Protests in Iran sparked by economic woes now nationwide, activists say
Wednesday was the most intense day of demonstrations, reaching rural towns and major cities in every province.

Protests in Iran sparked by economic woes have now spread nationwide in the Islamic Republic, activists said on Thursday, signalling both their staying power and intensity as they challenge the country’s theocracy.
Wednesday was the most intense day of demonstrations, reaching rural towns and major cities in every province, though still localised enough for daily life to continue in Tehran, Iran’s capital, and elsewhere.
So far, violence around the demonstrations has killed at least 38 people while more than 2,200 others have been detained, said the US-based Human Rights Activists News Agency.
The growth of the protests increases the pressure on Iran’s civilian government and its Supreme Leader Ayatollah Ali Khamenei.
So far, authorities have not shut down the internet or fully flooded the streets with security forces like they did to put down the 2022 Mahsa Amini demonstrations. But any intensification may cause them to act.
Meanwhile, the protests themselves have remained broadly leaderless, though a call for protests by Iran’s exiled crown prince will test whether or not demonstrators are being swayed by messages from abroad.
On Wednesday, at least 37 protests took place across the country, activists said.
They included in Shiraz, where online videos purported to show an anti-riot truck using a water cannon to target demonstrators.
The state-run IRNA news agency, which has largely been silent about the demonstrations, reported on a mass demonstration in Bojnourd, and demonstrations in Kerman and Kermanshah.
Iranian officials have offered no acknowledgment of the scale of the protests.
However, there has been reporting regarding security officials being hurt or killed.
The judiciary’s Mizan news agency said a police colonel suffered fatal stab wounds in a town outside Tehran, while the semi-official Fars news agency said gunmen killed two security force members and wounded 30 others in the city of Lordegan in Chaharmahal and Bakhtiari province.

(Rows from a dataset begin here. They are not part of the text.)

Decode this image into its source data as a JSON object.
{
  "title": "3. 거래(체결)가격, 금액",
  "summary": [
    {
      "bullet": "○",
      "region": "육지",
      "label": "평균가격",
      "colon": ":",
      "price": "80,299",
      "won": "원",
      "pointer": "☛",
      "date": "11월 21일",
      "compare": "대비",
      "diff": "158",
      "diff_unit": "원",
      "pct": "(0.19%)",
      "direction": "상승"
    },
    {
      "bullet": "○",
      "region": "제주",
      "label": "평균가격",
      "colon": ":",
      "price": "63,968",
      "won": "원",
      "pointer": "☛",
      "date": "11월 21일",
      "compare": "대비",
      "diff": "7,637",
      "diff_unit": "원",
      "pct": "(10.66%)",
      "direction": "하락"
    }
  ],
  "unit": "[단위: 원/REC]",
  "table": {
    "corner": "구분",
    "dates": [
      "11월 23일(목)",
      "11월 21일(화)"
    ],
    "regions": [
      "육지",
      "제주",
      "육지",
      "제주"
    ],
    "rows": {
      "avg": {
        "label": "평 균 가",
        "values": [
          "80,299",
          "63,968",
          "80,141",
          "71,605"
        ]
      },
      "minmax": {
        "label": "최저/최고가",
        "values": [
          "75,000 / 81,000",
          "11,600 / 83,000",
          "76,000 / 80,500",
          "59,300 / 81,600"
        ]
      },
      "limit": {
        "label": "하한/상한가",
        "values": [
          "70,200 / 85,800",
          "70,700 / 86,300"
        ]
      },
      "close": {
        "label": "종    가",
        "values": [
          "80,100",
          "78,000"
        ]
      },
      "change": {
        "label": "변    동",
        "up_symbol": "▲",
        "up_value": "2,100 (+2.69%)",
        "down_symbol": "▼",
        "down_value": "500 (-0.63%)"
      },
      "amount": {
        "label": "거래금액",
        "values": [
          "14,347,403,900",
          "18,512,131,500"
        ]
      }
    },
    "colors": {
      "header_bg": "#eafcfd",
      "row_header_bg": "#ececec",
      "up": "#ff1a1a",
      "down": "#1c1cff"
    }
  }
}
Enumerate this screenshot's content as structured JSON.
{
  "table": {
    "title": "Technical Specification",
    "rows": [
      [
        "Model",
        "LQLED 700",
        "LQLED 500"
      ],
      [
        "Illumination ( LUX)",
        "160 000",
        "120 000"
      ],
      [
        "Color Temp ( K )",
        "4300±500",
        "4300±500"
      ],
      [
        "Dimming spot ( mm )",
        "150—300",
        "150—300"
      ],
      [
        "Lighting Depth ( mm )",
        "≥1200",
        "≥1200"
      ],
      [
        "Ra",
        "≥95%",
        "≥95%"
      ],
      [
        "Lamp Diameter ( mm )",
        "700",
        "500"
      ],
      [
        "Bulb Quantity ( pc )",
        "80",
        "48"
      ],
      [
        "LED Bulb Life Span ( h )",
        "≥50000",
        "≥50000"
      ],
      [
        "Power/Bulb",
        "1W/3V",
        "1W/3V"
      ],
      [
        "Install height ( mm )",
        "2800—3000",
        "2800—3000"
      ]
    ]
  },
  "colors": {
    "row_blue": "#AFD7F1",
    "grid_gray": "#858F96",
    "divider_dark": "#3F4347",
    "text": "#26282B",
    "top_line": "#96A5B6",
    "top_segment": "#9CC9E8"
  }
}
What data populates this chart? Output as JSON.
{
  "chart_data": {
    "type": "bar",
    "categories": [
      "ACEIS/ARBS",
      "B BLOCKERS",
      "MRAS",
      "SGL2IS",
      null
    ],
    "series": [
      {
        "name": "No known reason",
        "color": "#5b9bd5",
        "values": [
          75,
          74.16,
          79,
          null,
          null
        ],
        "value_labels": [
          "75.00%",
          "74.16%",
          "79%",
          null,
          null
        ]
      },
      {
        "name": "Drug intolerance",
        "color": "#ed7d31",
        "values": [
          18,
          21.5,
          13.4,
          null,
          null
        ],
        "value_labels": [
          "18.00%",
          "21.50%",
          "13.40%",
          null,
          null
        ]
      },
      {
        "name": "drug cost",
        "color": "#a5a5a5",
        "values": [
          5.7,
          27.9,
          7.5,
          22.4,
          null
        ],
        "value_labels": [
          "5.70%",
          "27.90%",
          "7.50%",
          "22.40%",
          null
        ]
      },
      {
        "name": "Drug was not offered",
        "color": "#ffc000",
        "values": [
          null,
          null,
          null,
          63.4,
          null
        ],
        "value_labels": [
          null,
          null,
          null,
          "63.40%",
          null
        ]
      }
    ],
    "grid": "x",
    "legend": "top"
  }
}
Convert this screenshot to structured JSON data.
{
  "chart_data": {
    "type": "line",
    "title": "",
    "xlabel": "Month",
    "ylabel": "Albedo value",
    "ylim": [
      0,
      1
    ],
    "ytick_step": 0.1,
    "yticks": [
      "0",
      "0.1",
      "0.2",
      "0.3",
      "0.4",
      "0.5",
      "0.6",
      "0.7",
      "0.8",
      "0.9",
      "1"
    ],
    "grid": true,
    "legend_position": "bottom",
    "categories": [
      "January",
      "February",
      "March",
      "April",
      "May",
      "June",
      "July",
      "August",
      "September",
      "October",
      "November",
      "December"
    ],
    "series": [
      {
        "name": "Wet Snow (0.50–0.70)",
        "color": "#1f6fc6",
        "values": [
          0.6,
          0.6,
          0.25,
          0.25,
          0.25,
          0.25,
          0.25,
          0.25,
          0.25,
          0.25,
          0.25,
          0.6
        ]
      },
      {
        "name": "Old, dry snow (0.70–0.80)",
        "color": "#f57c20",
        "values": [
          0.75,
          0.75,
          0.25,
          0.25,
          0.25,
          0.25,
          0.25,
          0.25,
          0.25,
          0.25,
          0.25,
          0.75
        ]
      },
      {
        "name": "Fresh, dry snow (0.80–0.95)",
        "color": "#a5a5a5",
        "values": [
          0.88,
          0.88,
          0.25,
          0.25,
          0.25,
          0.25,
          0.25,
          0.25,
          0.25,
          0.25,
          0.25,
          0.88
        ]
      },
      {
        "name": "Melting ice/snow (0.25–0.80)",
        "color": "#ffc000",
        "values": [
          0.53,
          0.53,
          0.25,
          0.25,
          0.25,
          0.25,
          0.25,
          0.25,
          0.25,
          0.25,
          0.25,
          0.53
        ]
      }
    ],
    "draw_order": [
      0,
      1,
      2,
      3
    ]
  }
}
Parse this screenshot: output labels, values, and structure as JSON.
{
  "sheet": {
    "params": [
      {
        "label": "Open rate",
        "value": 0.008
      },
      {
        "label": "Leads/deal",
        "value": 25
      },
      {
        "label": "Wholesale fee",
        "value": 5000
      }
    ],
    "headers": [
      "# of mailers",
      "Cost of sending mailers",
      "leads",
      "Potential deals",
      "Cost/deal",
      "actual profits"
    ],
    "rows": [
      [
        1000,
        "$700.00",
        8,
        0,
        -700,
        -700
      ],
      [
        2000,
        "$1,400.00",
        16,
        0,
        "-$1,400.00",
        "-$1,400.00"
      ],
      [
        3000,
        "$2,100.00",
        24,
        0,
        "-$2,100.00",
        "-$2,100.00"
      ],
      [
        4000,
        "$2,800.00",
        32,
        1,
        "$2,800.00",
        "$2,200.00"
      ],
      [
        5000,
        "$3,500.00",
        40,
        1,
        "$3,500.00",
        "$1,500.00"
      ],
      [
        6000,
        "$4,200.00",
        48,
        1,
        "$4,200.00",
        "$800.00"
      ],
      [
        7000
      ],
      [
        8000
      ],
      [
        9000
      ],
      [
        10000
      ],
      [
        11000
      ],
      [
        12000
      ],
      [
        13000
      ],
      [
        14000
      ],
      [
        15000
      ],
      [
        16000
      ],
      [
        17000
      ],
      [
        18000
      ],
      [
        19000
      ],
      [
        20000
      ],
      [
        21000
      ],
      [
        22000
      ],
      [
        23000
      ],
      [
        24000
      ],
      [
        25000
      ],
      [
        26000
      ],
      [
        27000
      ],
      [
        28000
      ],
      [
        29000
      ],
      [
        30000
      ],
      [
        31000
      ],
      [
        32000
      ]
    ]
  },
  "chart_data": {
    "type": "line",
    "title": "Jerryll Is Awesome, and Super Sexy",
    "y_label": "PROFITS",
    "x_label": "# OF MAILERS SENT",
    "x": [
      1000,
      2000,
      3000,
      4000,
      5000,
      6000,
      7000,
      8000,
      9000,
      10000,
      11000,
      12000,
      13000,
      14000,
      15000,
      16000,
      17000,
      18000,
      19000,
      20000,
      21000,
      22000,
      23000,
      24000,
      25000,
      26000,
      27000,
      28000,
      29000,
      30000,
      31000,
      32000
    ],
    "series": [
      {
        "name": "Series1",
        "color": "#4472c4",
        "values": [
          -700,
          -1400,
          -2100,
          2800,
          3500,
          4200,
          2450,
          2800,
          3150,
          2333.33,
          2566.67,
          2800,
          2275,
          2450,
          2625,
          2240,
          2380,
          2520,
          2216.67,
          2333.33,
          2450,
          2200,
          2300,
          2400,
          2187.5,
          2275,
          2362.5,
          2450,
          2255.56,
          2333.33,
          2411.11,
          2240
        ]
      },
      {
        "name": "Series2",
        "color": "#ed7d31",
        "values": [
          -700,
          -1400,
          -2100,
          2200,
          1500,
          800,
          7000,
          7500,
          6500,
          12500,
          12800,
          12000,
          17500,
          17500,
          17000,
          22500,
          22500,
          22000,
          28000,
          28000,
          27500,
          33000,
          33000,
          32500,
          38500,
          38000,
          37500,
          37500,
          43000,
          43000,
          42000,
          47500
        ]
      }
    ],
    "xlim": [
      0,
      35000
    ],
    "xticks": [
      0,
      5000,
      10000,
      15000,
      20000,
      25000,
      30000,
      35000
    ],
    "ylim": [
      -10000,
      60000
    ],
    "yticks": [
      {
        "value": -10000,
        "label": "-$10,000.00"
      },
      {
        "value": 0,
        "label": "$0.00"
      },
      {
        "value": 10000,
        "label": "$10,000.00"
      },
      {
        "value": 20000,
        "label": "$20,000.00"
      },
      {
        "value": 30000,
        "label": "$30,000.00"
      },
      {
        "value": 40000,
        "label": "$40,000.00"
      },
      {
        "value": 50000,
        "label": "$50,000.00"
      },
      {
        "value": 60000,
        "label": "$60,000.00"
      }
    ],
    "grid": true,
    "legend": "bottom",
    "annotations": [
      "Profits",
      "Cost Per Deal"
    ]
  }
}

A deputy governor in Iran’s Khorasan Razavi province told Iranian state television that an attack at a police station killed five people on Wednesday night in Chenaran, some 430 miles north-east of Tehran.
Demonstrations continued on Thursday, with merchants closing their shops in Iran’s Kurdistan province and soon after in other cities.
It remains unclear why Iranian officials have yet to crack down harder on the demonstrators.
US President Donald Trump warned last week that if Tehran “violently kills peaceful protesters”, America “will come to their rescue”.
Mr Trump’s comments drew a new rebuke from Iran’s foreign ministry.
“Recalling the long history of criminal interventions by successive US administrations in Iran’s internal affairs, the foreign ministry considers claims of concern for the great Iranian nation to be hypocritical, aimed at deceiving public opinion and covering up the numerous crimes committed against Iranians,” it said.
But those comments have not stopped the US State Department from highlighting on X footage purporting to show demonstrators putting up stickers naming roads after Mr Trump or throwing away government-subsidised rice.
“When prices are set so high that neither consumers can afford to buy nor farmers can afford to sell, everyone loses,” the State Department said in one message. “It makes no difference if this rice is thrown away.”
The demonstrations so far broadly appear to be leaderless, like other rounds of protests in Iran in recent years.
However, Iran’s exiled crown prince Reza Pahlavi, the son of the late shah, has urged the public in Iran to shout from their windows and roofs on Thursday and Friday nights at 8pm.

“Wherever you are, whether in the streets or even from your own homes, I call on you to begin chanting exactly at this time,” Mr Pahlavi said in an online video that has also been promoted by Iranian satellite news channels abroad.
“Based on your response, I will announce the next calls to action.”
Whether people take part will be a sign of possible support for Mr Pahlavi, whose support of and from Israel has drawn criticism in the past, particularly after the 12-day war Israel waged on Iran in June.
Iranian officials appear to be taking the planned protests seriously. The Kayhan newspaper published a video online claiming security forces would use drones to identify those taking part.
Meanwhile, Nobel Peace Prize laureate Narges Mohammadi remains imprisoned by authorities after her arrest in December.
“Since December 28, 2025, the people of Iran have taken to the streets, just as they did in 2009, 2019,” her son Ali Rahmani said.
“Each time, the same demands came up: an end to the Islamic Republic, an end to this patriarchal, dictatorial and religious regime, the end of the clerics, the end of the mullahs’ regime.”
Iran has faced rounds of nationwide protests in recent years. As sanctions tightened and Iran struggled after a 12-day war with Israel in June, its rial currency collapsed in December, reaching 1.4 million to the US dollar.
This round of protests has yet to reach the level of the months of protests surrounding the death of 22-year-old Mahsa Amini in police custody in 2022.
Ms Amini was detained for not wearing her hijab, or headscarf, to the liking of authorities.
Her death became a rallying cry for women who continue to refuse to wear the hijab.